A Few More Keys

These two nice keys were made by Walters Electrical Ltd in London a long time ago. Both are excellent keys to use on the air. More information later on. Changed the Morse keys on the main operating desk to the following keys from left to right: WW2 Japanese key from the island of Paliliu, southern most island of the Palau group in the South Pacific. Very nice operating key; middle key is the Low Rider Marconi Type 365C; and the right side key is the Marconi PS213A key. This is the R.O.F. Morse key after modification by removing the cable assembly and the connector socket. Leaving only the two wires to the front contacts.
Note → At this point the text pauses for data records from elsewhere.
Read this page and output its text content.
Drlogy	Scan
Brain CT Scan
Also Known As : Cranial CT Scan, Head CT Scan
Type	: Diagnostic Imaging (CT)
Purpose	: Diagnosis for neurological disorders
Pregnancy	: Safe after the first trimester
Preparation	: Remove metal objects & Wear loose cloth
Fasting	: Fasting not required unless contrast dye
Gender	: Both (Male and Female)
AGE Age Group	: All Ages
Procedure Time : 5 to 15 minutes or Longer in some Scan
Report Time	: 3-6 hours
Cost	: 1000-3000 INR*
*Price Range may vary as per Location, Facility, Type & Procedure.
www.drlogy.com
Then added on top over the holes left by the cable and connector, added the small insulated platform to mount the two terminals. Works great. Another reason to remove the cable assembly is all the wires inside that assembly had brittle insulation that crumbled if moved. All dried up. This Clansman Morse Key is a vehicle and fixed station robust key. Made by the Royal Ordnamce Factory in Blackpool, England. These keys were used with the VRC-321, VRC-353, and the Clansman backpack radios such as the PRC-319, and the PRC-320 when in a stationary role. The cable usually on it terminates with a 7-pin standard Clansman audio plug. The Clansman sets have been in use by British forces since the early 1980's. The first active use being by the 2nd Battalion, the Parachute Regiment in the Falkland Islands operation in 1982. Info from 9H1BPI key collector.